School atrocity plan revealed
School atrocity plan revealed

A unionist paramilitary gang linked to British Crown forces planned to murder 30 Catholic schoolchildren in south Armagh in 1976, it has emerged.

The notorious ‘Glenanne gang’ planned to attack St Lawrence O’Toole Primary School in the tiny village of Belleeks following a wave of deadly sectarian attacks known as the Whitecross and Kingsmill massacres, in which six Catholics and ten Protestants died.

The school massacre plan was abandoned on the orders of the UVF’s Belfast leadership, who decided it would be “morally unacceptable” and could have led to all-out civil war.

The Glenanne gang, which included serving members of the RUC police and British Army’s UDR, was responsible for dozens of killings in the border area in the mid-1970s, including murders in Dundalk, Silverbridge, Whitecross and Gilford.

Victims’ families have called for a public apology after the British army’s official account of the conflict claimed that these murders were the result of a “feud” between the UVF and IRA.
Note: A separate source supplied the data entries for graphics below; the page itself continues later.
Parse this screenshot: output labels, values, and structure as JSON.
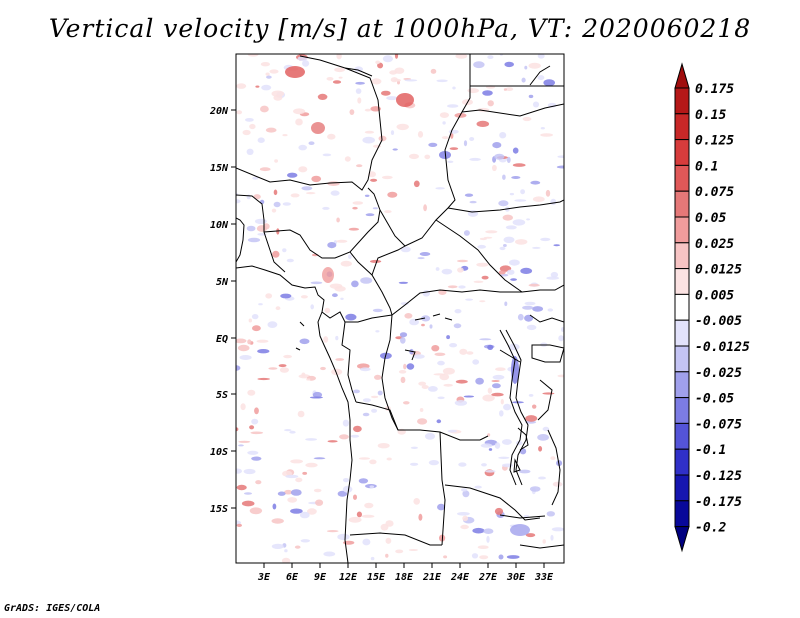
{
  "title": "Vertical velocity [m/s] at 1000hPa, VT: 2020060218",
  "footer": "GrADS: IGES/COLA",
  "map": {
    "lat_ticks": [
      "20N",
      "15N",
      "10N",
      "5N",
      "EQ",
      "5S",
      "10S",
      "15S"
    ],
    "lon_ticks": [
      "3E",
      "6E",
      "9E",
      "12E",
      "15E",
      "18E",
      "21E",
      "24E",
      "27E",
      "30E",
      "33E"
    ]
  },
  "colorbar": {
    "labels": [
      "0.175",
      "0.15",
      "0.125",
      "0.1",
      "0.075",
      "0.05",
      "0.025",
      "0.0125",
      "0.005",
      "-0.005",
      "-0.0125",
      "-0.025",
      "-0.05",
      "-0.075",
      "-0.1",
      "-0.125",
      "-0.175",
      "-0.2"
    ],
    "colors": [
      "#a00d0d",
      "#b51818",
      "#c82828",
      "#d73c3c",
      "#e05858",
      "#e57878",
      "#f09c9c",
      "#f7c4c4",
      "#fbe2e2",
      "#ffffff",
      "#e2e2fb",
      "#c4c4f4",
      "#a0a0ec",
      "#7c7ce4",
      "#5454d8",
      "#3030c8",
      "#1616b0",
      "#08089a",
      "#000080"
    ]
  }
}
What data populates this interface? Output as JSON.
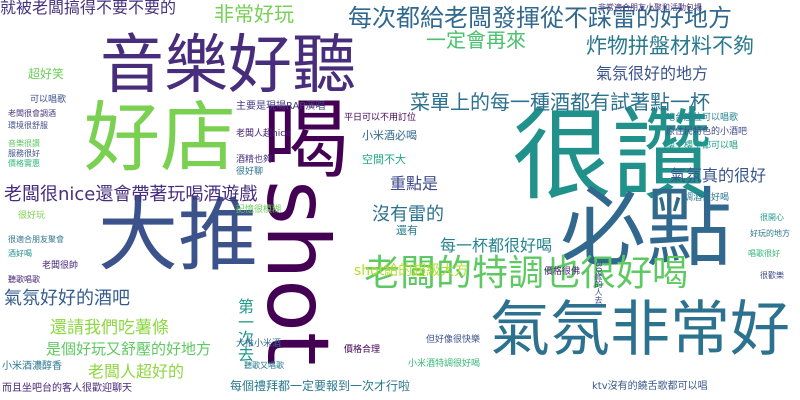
{
  "words": [
    {
      "id": "w-big-1",
      "text": "音樂好聽",
      "color": "#472d7b"
    },
    {
      "id": "w-big-2",
      "text": "好店",
      "color": "#7ad151"
    },
    {
      "id": "w-big-3",
      "text": "大推",
      "color": "#3b528b"
    },
    {
      "id": "w-big-4",
      "text": "很讚",
      "color": "#21918c"
    },
    {
      "id": "w-big-5",
      "text": "必點",
      "color": "#31688e"
    },
    {
      "id": "w-big-6",
      "text": "喝shot",
      "color": "#440154"
    },
    {
      "id": "w-big-7",
      "text": "氣氛非常好",
      "color": "#2c728e"
    },
    {
      "id": "w-big-8",
      "text": "老闆的特調也很好喝",
      "color": "#5ec962"
    },
    {
      "id": "w-mid-1",
      "text": "就被老闆搞得不要不要的",
      "color": "#46327e"
    },
    {
      "id": "w-mid-2",
      "text": "非常好玩",
      "color": "#75d054"
    },
    {
      "id": "w-mid-3",
      "text": "每次都給老闆發揮從不踩雷的好地方",
      "color": "#31688e"
    },
    {
      "id": "w-mid-4",
      "text": "一定會再來",
      "color": "#4ac16d"
    },
    {
      "id": "w-mid-5",
      "text": "炸物拼盤材料不夠",
      "color": "#2a788e"
    },
    {
      "id": "w-mid-6",
      "text": "氣氛很好的地方",
      "color": "#3b528b"
    },
    {
      "id": "w-mid-7",
      "text": "菜單上的每一種酒都有試著點一杯",
      "color": "#2c728e"
    },
    {
      "id": "w-mid-8",
      "text": "老闆很nice還會帶著玩喝酒遊戲",
      "color": "#472d7b"
    },
    {
      "id": "w-mid-9",
      "text": "重點是",
      "color": "#3e4a89"
    },
    {
      "id": "w-mid-10",
      "text": "沒有雷的",
      "color": "#2d708e"
    },
    {
      "id": "w-mid-11",
      "text": "氣氛真的很好",
      "color": "#39568c"
    },
    {
      "id": "w-mid-12",
      "text": "每一杯都很好喝",
      "color": "#25838e"
    },
    {
      "id": "w-mid-13",
      "text": "氣氛好好的酒吧",
      "color": "#365c8d"
    },
    {
      "id": "w-mid-14",
      "text": "shot給的超級大方",
      "color": "#b5de2b"
    },
    {
      "id": "w-mid-15",
      "text": "還請我們吃薯條",
      "color": "#8fd744"
    },
    {
      "id": "w-mid-16",
      "text": "是個好玩又舒壓的好地方",
      "color": "#5ec962"
    },
    {
      "id": "w-mid-17",
      "text": "老闆人超好的",
      "color": "#90d743"
    },
    {
      "id": "w-mid-18",
      "text": "每個禮拜都一定要報到一次才行啦",
      "color": "#2a788e"
    },
    {
      "id": "w-mid-19",
      "text": "第一次去",
      "color": "#1f9a8a"
    },
    {
      "id": "w-sm-1",
      "text": "超好笑",
      "color": "#6ccd5a"
    },
    {
      "id": "w-sm-2",
      "text": "小米酒必喝",
      "color": "#31688e"
    },
    {
      "id": "w-sm-3",
      "text": "空間不大",
      "color": "#22a785"
    },
    {
      "id": "w-sm-4",
      "text": "還有",
      "color": "#2a788e"
    },
    {
      "id": "w-sm-5",
      "text": "主要是現場RAP演唱",
      "color": "#433e85"
    },
    {
      "id": "w-sm-6",
      "text": "ktv沒有的饒舌歌都可以唱",
      "color": "#38598c"
    },
    {
      "id": "w-sm-7",
      "text": "非常適合朋友小聚和活動包場",
      "color": "#46327e"
    },
    {
      "id": "w-sm-8",
      "text": "小米酒特調很好喝",
      "color": "#35b779"
    },
    {
      "id": "w-sm-9",
      "text": "但好像很快樂",
      "color": "#3b528b"
    },
    {
      "id": "w-sm-10",
      "text": "價格合理",
      "color": "#440154"
    },
    {
      "id": "w-sm-11",
      "text": "大推小米酒",
      "color": "#31688e"
    },
    {
      "id": "w-sm-12",
      "text": "而且坐吧台的客人很歡迎聊天",
      "color": "#482878"
    },
    {
      "id": "w-sm-13",
      "text": "小米酒濃醇香",
      "color": "#2a788e"
    },
    {
      "id": "w-sm-14",
      "text": "老闆很帥",
      "color": "#482878"
    },
    {
      "id": "w-sm-15",
      "text": "可以唱歌",
      "color": "#3b528b"
    },
    {
      "id": "w-sm-16",
      "text": "很適合朋友聚會",
      "color": "#2c728e"
    },
    {
      "id": "w-sm-17",
      "text": "平日可以不用訂位",
      "color": "#440154"
    },
    {
      "id": "w-sm-18",
      "text": "老闆人超nice",
      "color": "#481f70"
    },
    {
      "id": "w-sm-19",
      "text": "價格很佛",
      "color": "#482475"
    },
    {
      "id": "w-sm-20",
      "text": "吧台座位可以唱歌",
      "color": "#26828e"
    },
    {
      "id": "w-sm-21",
      "text": "樓上樓下都可以唱",
      "color": "#1f9e89"
    },
    {
      "id": "w-sm-22",
      "text": "原住民特色的小酒吧",
      "color": "#3e4a89"
    },
    {
      "id": "w-sm-23",
      "text": "調酒很好喝",
      "color": "#2a788e"
    },
    {
      "id": "w-sm-24",
      "text": "很好玩",
      "color": "#7ad151"
    },
    {
      "id": "w-sm-25",
      "text": "30歲的人去",
      "color": "#3e4a89"
    },
    {
      "id": "w-sm-26",
      "text": "價格實惠",
      "color": "#35b779"
    },
    {
      "id": "w-sm-27",
      "text": "很好聊",
      "color": "#2c728e"
    },
    {
      "id": "w-sm-28",
      "text": "記憶很模糊",
      "color": "#6ccd5a"
    },
    {
      "id": "w-sm-29",
      "text": "酒精也夠",
      "color": "#46327e"
    },
    {
      "id": "w-sm-30",
      "text": "音樂很讚",
      "color": "#5ec962"
    },
    {
      "id": "w-sm-31",
      "text": "服務很好",
      "color": "#3b528b"
    },
    {
      "id": "w-sm-32",
      "text": "聽歌唱歌",
      "color": "#482878"
    },
    {
      "id": "w-sm-33",
      "text": "聽歌又唱歌",
      "color": "#2a788e"
    },
    {
      "id": "w-sm-34",
      "text": "老闆很會調酒",
      "color": "#46327e"
    },
    {
      "id": "w-sm-35",
      "text": "酒好喝",
      "color": "#21918c"
    },
    {
      "id": "w-sm-36",
      "text": "環境很舒服",
      "color": "#3e4a89"
    },
    {
      "id": "w-sm-37",
      "text": "唱歌很好",
      "color": "#35b779"
    },
    {
      "id": "w-sm-38",
      "text": "好玩的地方",
      "color": "#2a788e"
    },
    {
      "id": "w-sm-39",
      "text": "很開心",
      "color": "#1f9e89"
    },
    {
      "id": "w-sm-40",
      "text": "很歡樂",
      "color": "#3e4a89"
    }
  ]
}
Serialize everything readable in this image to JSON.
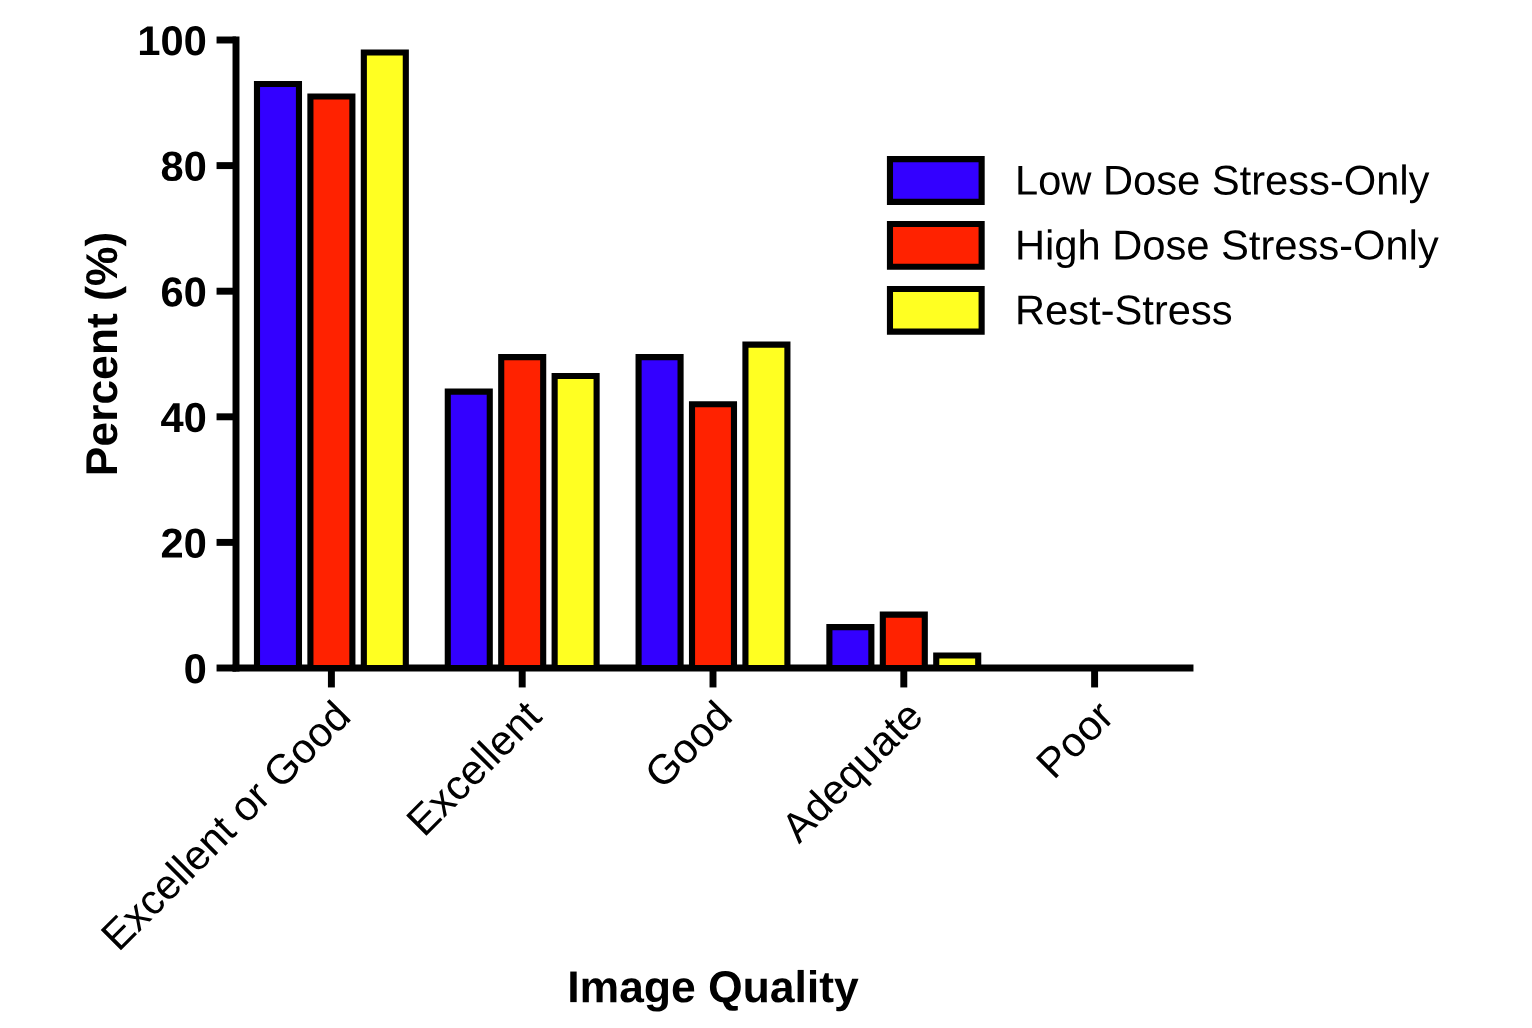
{
  "chart_data": {
    "type": "bar",
    "xlabel": "Image Quality",
    "ylabel": "Percent (%)",
    "categories": [
      "Excellent or Good",
      "Excellent",
      "Good",
      "Adequate",
      "Poor"
    ],
    "series": [
      {
        "name": "Low Dose Stress-Only",
        "color": "#3300ff",
        "values": [
          93,
          44,
          49.5,
          6.5,
          0
        ]
      },
      {
        "name": "High Dose Stress-Only",
        "color": "#ff2200",
        "values": [
          91,
          49.5,
          42,
          8.5,
          0
        ]
      },
      {
        "name": "Rest-Stress",
        "color": "#ffff22",
        "values": [
          98,
          46.5,
          51.5,
          2,
          0
        ]
      }
    ],
    "ylim": [
      0,
      100
    ],
    "yticks": [
      0,
      20,
      40,
      60,
      80,
      100
    ],
    "grid": false,
    "legend": "top right"
  }
}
Alan Brecknell, whose father Trevor was one of three people shot dead by the gang in December 1976, has now revealed that a former RUC man confirmed the gang’s plan to murder the children after the Kingsmill attack.

“According to this person the proposal was to attack the primary school in Belleeks, County Armagh and kill 30-odd children and their teacher,” he said.

Mr Brecknell said the plan was only abandoned because the UVF leadership felt it would lead to a civil war and were suspicious that the gang member who suggested the attack was working for British military intelligence.

In 2004 another gang member, former RUC man William McCaughey, also said the gang had planned to attack a primary school.

Mr Brecknell said the families were angry at the British army’s attempts to disown involvement in the murders of their loved ones, given the gang was heavily made up of security force members and was controlled by British military intelligence and/ or RUC Special Branch.

“We acknowledge that the UVF did not follow through on this plan,” the families said.

“The failure of the PSNI to interview McCaughey... has added to our suspicions.

“This is the reason we are so angry and shocked at the claims made in this document of an alleged feud.”

Mr Brecknell said the families were convinced that their loved ones were murdered to create the circumstances necessary to justify increased British military deployment in south Armagh.


Meanwhile, the UVF has been blamed for an attack on a 20-year-old man in Coleraine on Sunday night.

Coleraine Sinn Féin councillor Billy Leonard said the unionist paramilitary organisation was operating “with impunity” in the Coleraine area.

Mr Leonard said five masked men entered the house and instructed the victim’s mother to lie down before beating her son with hammers.

“For whatever reason they have obviously entered this person’s home to do their dirty work,” Mr Leonard said.

“Local people are in no doubt that UVF members were involved.

“We are so far into a process of change that it seems incredulous that Coleraine once again shows itself to be far behind the rest.

“This community needs to change and the loyalists who are responsible for this attack should have no part of the future.”